また、中学校区別に集計すると、万博記念公園を有する校区での救急搬送が全体の約30%を占めているほか、二つの校区では運動部の活動が盛んな私立学校があり、他の校区に比べて12歳から22歳までの学生が数多く救急搬送されていることから、重点的な対策の必要性が示唆された。
(2)プラットフォーム会議
熱中症による救急搬送者の分析結果から、熱中症リスクが高い対象を「教育機関」、「万博記念公園等の運動施設」、「高齢者」の三つに設定し、関係者が意見交換をするプラットフォーム会議を毎年継続して開催している。これらの概要について以下に示す。
ア 教育機関のプラットフォーム会議
市内の大学及び高校、本市のスポーツ推進部局、教育委員会のメンバー等が参加し、意見交換を行った。この結果、以下のことが判明した。
- 学生に対する啓発ツールは紙媒体ではなく、スマートフォンを活用した動画等が望ましいこと。
- 指導者を対象とした暑さ対策の啓発ツールも必要であること。
- 熱中症に配慮しつつ、パフォーマンスの向上につながる啓発が必要であること。
イ 運動施設のプラットフォーム会議
市内の公園管理及び本市のスポーツ施設を所管している部局のメンバー等が参加し、意見交換を行った。この結果、以下のことが判明した。
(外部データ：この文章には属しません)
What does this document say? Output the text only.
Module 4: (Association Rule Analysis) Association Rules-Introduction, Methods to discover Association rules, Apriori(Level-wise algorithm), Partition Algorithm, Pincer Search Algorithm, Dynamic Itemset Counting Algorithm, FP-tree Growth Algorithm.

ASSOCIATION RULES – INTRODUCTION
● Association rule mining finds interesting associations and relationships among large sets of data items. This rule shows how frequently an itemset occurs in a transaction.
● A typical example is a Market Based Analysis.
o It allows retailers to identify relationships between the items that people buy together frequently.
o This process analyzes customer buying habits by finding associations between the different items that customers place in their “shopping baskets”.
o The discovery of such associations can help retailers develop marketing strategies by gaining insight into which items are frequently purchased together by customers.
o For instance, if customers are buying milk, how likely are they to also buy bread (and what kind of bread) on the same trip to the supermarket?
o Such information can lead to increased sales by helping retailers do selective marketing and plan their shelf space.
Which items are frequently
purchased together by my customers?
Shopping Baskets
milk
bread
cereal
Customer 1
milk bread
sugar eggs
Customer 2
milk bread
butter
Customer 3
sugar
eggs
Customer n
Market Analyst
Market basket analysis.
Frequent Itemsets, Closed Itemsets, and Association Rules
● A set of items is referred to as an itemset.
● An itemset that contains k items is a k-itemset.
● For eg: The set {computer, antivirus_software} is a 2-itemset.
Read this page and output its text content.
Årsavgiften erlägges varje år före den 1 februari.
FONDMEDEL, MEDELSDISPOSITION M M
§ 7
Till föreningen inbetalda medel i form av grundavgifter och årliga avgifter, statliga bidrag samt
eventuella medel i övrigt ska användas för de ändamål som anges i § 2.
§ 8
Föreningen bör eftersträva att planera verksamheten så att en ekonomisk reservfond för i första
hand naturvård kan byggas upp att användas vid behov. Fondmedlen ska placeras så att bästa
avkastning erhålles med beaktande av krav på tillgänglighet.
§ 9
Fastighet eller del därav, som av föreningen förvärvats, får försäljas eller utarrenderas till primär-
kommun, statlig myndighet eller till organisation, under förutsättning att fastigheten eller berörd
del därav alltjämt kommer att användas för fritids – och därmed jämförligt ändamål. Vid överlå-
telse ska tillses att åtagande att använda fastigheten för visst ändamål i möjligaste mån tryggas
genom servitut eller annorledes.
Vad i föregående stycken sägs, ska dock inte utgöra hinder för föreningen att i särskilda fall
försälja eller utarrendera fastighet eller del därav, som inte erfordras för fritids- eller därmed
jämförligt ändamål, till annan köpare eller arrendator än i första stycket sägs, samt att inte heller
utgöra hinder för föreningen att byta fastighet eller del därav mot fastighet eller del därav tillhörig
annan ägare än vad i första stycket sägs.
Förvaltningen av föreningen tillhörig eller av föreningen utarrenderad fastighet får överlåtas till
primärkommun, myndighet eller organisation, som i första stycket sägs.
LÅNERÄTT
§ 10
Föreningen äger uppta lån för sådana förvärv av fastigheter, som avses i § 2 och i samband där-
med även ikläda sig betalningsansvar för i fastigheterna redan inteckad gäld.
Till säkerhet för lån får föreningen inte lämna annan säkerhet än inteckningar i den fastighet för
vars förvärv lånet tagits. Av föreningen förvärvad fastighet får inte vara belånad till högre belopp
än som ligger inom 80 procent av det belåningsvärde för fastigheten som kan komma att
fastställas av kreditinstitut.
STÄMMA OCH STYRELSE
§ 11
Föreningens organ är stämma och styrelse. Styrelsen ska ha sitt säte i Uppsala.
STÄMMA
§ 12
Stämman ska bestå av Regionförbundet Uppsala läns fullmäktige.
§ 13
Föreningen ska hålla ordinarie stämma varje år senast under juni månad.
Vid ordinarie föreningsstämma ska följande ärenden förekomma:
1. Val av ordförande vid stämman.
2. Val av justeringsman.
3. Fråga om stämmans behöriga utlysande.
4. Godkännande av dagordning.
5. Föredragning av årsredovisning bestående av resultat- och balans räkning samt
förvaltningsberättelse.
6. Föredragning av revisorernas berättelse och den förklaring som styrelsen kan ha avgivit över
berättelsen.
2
- 運動施設の利用者に向けては、暑さ指数(WBGT)の普及啓発等を実施していく必要があること。
- 暑さ指数(WBGT)上昇による活動の一律停止の対応は避け、個人利用や団体利用・競技種目等、様々な運動施設利用者に応じた対応を考える必要があること。
- 市の施設では暑い時間帯は活動を避けるよう利用者へ周知するとともに、市が主催等するスポーツ大会は8月を避け、7月・9月に開催するように各スポーツ団体へ周知していること。
ウ 高齢者のプラットフォーム会議
市内の社会福祉協議会及び病院、高齢者生きがい活動センター、本市の高齢福祉部局のメンバー等が参加し、意見交換を行った。この結果、以下のことが判明した。
- 通気性のよい服を着る習慣が浸透していないこと。
- 高齢者の年齢や生活状況等に応じて啓発方法を変える工夫が必要であること。
- 高齢者向けの啓発ツールは、電子媒体ではなく紙媒体の方が効果的であること。
- 啓発ツールについては、内容を盛り込みすぎて字が小さくなると読まないことや、ポイントを絞って的確に伝えた方が効果的であること。
- 年金支給日(偶数月の15日)に金融機関を利用するため、そのときに啓発すると効果的であること。
- 高齢者と普段から接する周囲の人からの見守り・声かけが重要であること。
- ケアマネジャーをはじめ介護支援者に対して、熱中症の啓発を行うことも重要であること。